Businessman's Lunch falls, with mill beside

From the falls, we walked up to the road and crossed the street to the Mulholland Wildflower Preserve for the next stage of our adventure. There are several waterfalls created by dams along the trail, all of which are pretty cool. After the early parts of the trail, the path became somewhere . . . less well defined. Still easy to follow, but it was pretty obvious that it was less travelled, sometimes muddy, and often close to rather steep inclines. It was never dangerous, as long as you were aware of the fact that you were indeed hiking, as opposed to lounging on your couch, and weren’t fooling around.

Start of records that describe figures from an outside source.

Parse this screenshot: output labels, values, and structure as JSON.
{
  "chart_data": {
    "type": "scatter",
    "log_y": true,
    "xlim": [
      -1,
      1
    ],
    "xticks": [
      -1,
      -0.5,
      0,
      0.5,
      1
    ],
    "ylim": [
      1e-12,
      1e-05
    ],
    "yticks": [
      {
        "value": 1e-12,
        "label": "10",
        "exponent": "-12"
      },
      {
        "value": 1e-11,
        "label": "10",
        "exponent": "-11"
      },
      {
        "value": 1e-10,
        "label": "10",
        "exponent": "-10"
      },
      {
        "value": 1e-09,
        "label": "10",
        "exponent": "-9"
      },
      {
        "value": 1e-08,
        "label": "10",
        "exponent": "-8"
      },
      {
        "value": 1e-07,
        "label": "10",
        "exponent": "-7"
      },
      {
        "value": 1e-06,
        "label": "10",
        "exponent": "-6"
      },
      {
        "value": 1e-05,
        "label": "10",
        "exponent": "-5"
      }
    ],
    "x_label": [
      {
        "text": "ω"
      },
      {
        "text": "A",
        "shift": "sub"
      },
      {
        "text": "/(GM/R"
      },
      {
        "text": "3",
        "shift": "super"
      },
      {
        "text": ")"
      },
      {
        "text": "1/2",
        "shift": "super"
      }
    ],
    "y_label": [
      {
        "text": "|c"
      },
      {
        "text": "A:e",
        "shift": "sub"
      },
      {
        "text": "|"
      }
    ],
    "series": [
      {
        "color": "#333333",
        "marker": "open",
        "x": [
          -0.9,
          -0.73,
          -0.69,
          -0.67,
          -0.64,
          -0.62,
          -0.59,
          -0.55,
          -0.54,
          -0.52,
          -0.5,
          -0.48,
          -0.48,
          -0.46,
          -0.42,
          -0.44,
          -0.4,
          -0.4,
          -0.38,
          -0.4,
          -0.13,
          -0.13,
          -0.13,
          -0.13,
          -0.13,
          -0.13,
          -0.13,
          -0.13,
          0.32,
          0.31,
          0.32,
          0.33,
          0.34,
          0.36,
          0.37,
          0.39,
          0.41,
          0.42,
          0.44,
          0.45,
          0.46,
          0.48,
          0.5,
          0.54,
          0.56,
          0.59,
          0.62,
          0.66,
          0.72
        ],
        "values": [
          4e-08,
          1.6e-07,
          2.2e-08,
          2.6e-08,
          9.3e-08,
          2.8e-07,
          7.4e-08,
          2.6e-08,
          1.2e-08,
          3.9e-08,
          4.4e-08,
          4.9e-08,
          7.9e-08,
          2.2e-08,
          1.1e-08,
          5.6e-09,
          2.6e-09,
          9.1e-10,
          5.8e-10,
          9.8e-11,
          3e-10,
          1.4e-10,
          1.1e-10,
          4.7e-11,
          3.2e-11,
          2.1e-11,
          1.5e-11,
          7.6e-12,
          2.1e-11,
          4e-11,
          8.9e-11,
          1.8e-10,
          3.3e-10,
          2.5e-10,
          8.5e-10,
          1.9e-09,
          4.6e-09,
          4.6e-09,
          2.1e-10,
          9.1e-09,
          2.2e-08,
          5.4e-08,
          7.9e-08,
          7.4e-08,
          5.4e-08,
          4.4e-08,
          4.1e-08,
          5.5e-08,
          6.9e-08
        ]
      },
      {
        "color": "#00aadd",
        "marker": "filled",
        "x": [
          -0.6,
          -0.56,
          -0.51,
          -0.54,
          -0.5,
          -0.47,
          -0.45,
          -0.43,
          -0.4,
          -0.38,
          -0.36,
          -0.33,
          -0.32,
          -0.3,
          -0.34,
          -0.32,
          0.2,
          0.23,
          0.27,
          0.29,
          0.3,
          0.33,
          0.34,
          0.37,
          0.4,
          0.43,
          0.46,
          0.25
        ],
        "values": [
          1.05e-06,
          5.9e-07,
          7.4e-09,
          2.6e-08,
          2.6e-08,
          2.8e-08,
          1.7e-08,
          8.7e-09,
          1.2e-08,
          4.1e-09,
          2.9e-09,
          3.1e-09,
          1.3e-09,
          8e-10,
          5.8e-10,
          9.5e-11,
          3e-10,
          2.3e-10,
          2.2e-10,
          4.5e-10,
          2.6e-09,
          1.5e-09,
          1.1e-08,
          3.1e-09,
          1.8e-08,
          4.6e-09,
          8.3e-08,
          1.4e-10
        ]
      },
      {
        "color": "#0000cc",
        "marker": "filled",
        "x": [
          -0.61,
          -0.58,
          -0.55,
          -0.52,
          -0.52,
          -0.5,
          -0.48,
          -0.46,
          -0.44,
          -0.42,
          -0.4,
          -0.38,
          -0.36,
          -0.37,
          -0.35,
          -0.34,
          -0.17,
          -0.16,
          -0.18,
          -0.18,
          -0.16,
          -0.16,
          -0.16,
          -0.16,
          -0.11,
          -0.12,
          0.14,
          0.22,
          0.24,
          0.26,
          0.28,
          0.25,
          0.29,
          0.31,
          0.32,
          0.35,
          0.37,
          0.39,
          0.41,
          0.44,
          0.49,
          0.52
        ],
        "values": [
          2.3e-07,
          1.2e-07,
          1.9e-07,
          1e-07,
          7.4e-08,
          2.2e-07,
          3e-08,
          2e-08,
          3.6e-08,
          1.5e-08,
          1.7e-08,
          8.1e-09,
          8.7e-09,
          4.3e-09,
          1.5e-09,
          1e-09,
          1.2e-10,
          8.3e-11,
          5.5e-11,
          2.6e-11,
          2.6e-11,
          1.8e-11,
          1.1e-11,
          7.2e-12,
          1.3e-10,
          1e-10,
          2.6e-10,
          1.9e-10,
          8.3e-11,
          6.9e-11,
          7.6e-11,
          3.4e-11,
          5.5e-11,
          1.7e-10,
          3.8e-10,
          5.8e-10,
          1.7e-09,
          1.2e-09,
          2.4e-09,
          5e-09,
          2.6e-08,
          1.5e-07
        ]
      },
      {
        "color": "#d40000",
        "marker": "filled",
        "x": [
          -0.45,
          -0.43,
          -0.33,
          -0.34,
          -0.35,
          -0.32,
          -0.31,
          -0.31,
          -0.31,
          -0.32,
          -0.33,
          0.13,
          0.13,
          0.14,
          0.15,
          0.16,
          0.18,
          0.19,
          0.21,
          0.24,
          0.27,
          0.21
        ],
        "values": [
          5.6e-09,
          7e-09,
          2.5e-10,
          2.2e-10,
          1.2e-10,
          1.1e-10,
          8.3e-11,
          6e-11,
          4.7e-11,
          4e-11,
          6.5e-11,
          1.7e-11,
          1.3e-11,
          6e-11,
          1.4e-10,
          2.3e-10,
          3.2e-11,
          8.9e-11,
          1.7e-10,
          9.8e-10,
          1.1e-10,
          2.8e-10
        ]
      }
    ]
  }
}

Double waterfalls early along the Six Mile Creek trail system

Ithaca has a good mix of walking options, ranging from paved paths to single track, steep, muddy, rock-strewn, lesser trekked trails. The number of people you encounter is roughly inversely proportional to how developed the trail is. For example, the Gorge Trail at Taughannock, which is flat enough for strollers, tends to be swarming with people. Similarly, on the heavily advertised gorge trails at Treman and Buttermilk, you can’t turn a corner without running into someone*. If you hike the Rim Trail at Taughannock or around Lake Treman at Buttermilk, however, it’s much quieter, but still on state park lands, so the trails are maintained, with steps and fences on the steep parts.

If that’s still too established for you, the Cayuga Trail, Six Mile Creek, and Lick Brook offer a more natural experience, though the Cayuga Trail has an interesting mix of wandering through random forest and suddenly appearing on a road. Lick Brook is undeveloped, and has the longest steep section of anything I’ve hiked around Ithaca. I’ve already mentioned what the trail at Six Mile was like. In our hours of hiking these three trails, we saw maybe a few dozen people, which is what you’d see just at the trailhead of a popular state park trail.

Back to our Six Mile Creek hike – we continued along the trail until we came to a lake/reservoir. At that point, we turned back and retraced our path to return to the apartment, completing what was to be our last great adventure of the summer.

If you keep going almost to the end of the trail, you'll be rewarded by these falls

*Exception: Hike early in the morning. My roommate and I started out before 10:30** at Treman and had a quiet hike on the way out. By the time we headed back the trail was getting pretty crowded.

**Apparently tourists sleep in on Saturdays? 10:30 is mid to late morning for me.